CMMS takes the guesswork out of safety inspections
If you want to score points with the Occupational Safety and Health Administration (OSHA) auditor next time he pays a surprise visit to inspect your plant, show him an on-demand preventive maintenance (PM) report from your computer maintenance management system (CMMS) and watch the corners of his mouth turn slightly upward.
CMMSs have long been recognized for automating PM tasks on operations equipment to improve labor efficiency, asset effectiveness, and certification assistance with the International Standards Organization (ISO). A CMMS also plays an important role when it comes to safety compliance and liability protection with regulatory bodies like OSHA, the U.S. Environmental Protection Agency (EPA), the U.S. Food and Drug Administration (FDA), the U.S. Dept. of Agriculture (USDA), the Joint Commission on the Accreditation of Healthcare Organizations (JCAHO), and a variety of other quasi-government agencies.
A decent CMMS will not only alert maintenance operators when it’s time to change a motor bearing, but the PM calendar can tag the repair if it also belongs on a safety compliance checklist. OSHA auditors, for example, care about a trackable history of what was done on a piece of equipment; when it was done; who did it; how often it has been inspected; and whether clear instructions and safety procedures were documented. For OSHA, if it’s not documented, it didn’t happen. A CMMS is your proof of compliance.
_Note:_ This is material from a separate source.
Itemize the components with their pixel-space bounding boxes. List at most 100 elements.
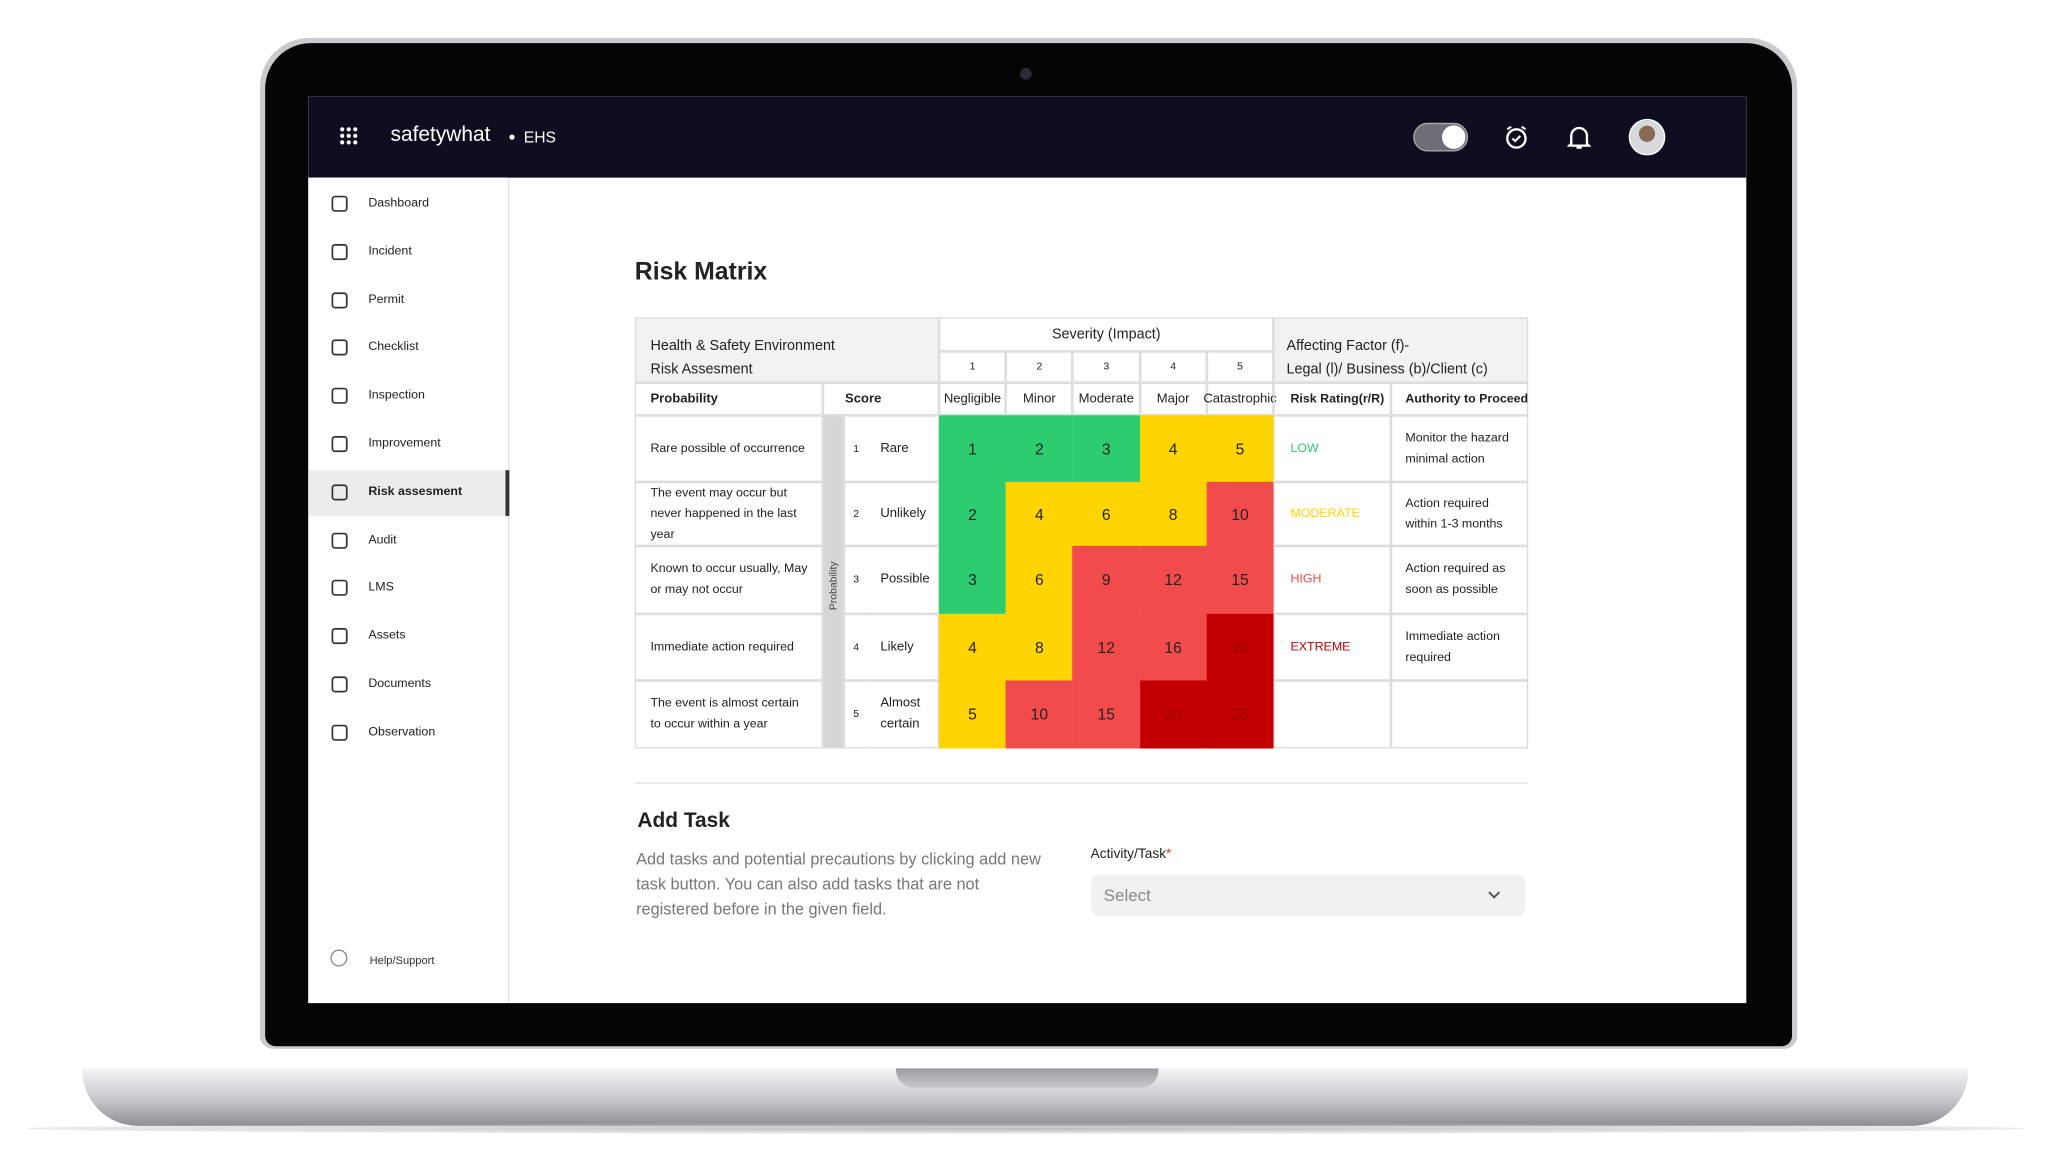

Case in point: A giant linen rental company runs industrial washers, dryers, and folders that clean and press about 40,000 lbs. of laundry each day. It uses a CMMS to make sure all production equipment is in compliance with safety and environmental regulations, as well as insurance policies and company rules. Regularly scheduled PMs trigger notifications to maintenance technicians to not only tune up and repair machines but to perform environmental and occupational safety tasks, including:
– Lock out/tag out
– Extension cord inspections
– Fire pumps testing
– Tier II environmental checklists
– Machine guarding safety switch checklists
– Blood-borne pathogen exposure controls.
Half of the mission of meeting safety standards is simply remembering to complete the tasks; a CMMS becomes the brains behind maintenance operations and safety compliance.
Besides OSHA safety inspections, food processing plants can expect random inspections from both regulatory agencies and original equipment manufacturer (OEM) customers who add the plant’s dietary ingredients to their products.
A Midwest dairy manufacturer must adhere to strict USDA guidelines to combat bacterial contamination from E. coli or risk the health and safety of consumers and a public relations nightmare that could lead to the plant being shut down. With a CMMS, the maintenance team sets up PMs to check all bacteria lab testing equipment, including water filtration systems, air quality systems, and metal detectors that look out for foreign objects.
In addition, the dairy plant’s safety equipment used by repair mechanics is entered into the CMMS with PMs scheduled for routine inspections. Having a CMMS issue regular reminders takes the guesswork out of safety management and prevents putting workers’ lives at risk.
There are numerous opportunities to gain a positive return on investment using a CMMS: improved operations, asset preservation, etc. Another is “fine avoidance.” Many companies decide to purchase a CMMS package only after they’ve suffered the consequences of fines levied for lack of proof or some other failure during a regulatory audit.
While the initial appeal of a CMMS is to automate and schedule routine maintenance tasks, why not add the tasks on your regulatory checklist to your PM schedule and avoid noncompliance penalties before they happen?